Given the interconnected nature of modern information technology systems, as with privacy laws we can expect future domestic AI regulatory frameworks to have extraterritorial effect, and in consequence there will be a strong motivation towards global harmonization. Early signals of international cooperation on these matters is already surfacing in some quarters. For example, Health Canada, jointly with the U.S. Food and Drug Administration (FDA) and the U.K.’s Medicines and Healthcare Products Regulatory Agency (MHPA), identified 10 guiding principles to inform the development of AI and ML infused medical devices. The principles focused on providing a foundation for best practices. Moreover, in September 2021, representatives from both sides of the U.S.-EU Trade and Technology Council met for the first time to discuss co-ordination of “key global technology.” This included a discussion of AI systems. In its public statement on AI Systems, the Council expressed its “willingness and intention to develop and implement AI systems that are innovative and trustworthy and that respect universal human rights and shared democratic values.” As for cooperative regulatory action, the Council indicated that “policy and regulatory measures should be based on, and proportionate to the risks posed by the different uses of AI” and committed itself to “a risk-based regulatory framework for AI.”
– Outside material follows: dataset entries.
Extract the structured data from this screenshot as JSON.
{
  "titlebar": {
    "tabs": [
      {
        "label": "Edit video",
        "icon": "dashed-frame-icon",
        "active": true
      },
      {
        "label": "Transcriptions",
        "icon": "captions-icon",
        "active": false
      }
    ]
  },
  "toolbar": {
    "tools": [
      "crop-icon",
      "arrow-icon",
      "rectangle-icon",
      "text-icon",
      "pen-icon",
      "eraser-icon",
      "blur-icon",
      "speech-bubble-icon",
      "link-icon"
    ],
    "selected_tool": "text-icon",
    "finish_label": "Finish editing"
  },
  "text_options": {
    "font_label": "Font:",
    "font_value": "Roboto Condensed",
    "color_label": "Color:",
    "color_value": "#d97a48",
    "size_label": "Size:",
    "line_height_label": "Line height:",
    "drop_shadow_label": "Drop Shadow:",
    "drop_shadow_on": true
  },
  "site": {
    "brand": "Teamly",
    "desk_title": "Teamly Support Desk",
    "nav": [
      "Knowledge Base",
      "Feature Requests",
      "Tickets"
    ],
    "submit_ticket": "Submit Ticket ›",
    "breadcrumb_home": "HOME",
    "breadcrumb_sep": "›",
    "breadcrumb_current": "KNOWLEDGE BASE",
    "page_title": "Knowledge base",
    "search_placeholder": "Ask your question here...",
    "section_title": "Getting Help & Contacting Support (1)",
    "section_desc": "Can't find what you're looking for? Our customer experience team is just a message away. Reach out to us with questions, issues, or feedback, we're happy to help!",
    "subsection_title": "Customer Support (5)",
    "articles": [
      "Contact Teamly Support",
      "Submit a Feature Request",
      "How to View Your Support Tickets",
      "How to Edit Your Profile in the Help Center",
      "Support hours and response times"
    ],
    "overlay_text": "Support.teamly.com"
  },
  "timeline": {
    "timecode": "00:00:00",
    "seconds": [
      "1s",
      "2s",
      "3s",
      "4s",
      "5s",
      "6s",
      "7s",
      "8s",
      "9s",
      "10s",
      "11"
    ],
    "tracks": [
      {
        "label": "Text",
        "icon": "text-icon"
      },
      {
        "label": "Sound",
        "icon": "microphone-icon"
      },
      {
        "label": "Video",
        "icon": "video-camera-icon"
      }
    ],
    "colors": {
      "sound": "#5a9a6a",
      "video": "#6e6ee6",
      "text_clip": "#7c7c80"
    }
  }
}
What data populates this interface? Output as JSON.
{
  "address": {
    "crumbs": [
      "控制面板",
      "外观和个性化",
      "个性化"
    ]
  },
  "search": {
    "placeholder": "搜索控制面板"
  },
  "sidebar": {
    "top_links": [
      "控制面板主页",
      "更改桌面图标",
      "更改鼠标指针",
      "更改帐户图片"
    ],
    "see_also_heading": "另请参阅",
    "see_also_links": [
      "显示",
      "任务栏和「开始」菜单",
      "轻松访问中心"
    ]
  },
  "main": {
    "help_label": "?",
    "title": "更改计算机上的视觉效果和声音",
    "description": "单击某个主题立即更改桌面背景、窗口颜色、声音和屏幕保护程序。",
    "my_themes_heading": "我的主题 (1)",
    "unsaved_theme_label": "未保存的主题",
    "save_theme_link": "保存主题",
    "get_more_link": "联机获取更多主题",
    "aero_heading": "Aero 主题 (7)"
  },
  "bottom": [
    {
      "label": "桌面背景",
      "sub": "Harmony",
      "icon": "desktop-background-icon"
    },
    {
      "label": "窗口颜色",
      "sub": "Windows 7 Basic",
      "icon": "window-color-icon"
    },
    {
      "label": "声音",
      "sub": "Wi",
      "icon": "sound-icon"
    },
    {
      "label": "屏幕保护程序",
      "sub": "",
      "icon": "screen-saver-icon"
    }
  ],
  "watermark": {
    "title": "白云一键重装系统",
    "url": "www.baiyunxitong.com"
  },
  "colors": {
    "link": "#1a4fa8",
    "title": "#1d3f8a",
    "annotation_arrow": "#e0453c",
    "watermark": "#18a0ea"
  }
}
Key takeaways for your business

Canadian businesses utilizing AI and ML in their products and services should pay close attention to global legislative and regulatory developments in this area, as the impact of these developments on the direction taken by Canadian legislators and regulators is likely to be significant. In developing AI and ML systems and processes, in order to future-proof your operations, consider implementing a risk-management program that commits to undertake the following steps:

1. conduct a review and inventory of all AI systems and processes used by your organization;
2. conduct algorithmic impact assessments in order to determine the risk (and level of risk) associated with each AI system and process, and document how each risk was addressed, mitigated or resolved);
3. consider what new tools and processes your company will require to give effect to those mitigations or resolutions – from ensuring material human intervention in certain decisions to diagnosing bias in ML training data sets and output;
4. to the extent possible, create clear explanations of what your AI systems and processes do, with what information, in order to be able to explain the decisions rendered by your AI systems to affected individuals;
5. (re)consider existing agreements and contracts to address complex issues of data ownership, usage and modelling, and learning algorithms in order to asses and allocation the costs and liability in unwanted scenarios; and
6. enact AI and ML and data governance programs across your business to write rules ensuring its explainability, reliability, fairness, transparency, interpretability, and trustworthiness.

The bottom line: be proactive and prepared for future AI and ML regulations in Canada. Expect and anticipate regulatory alignment across the world, as governments look to harmonize the economic impact and benefits of AI.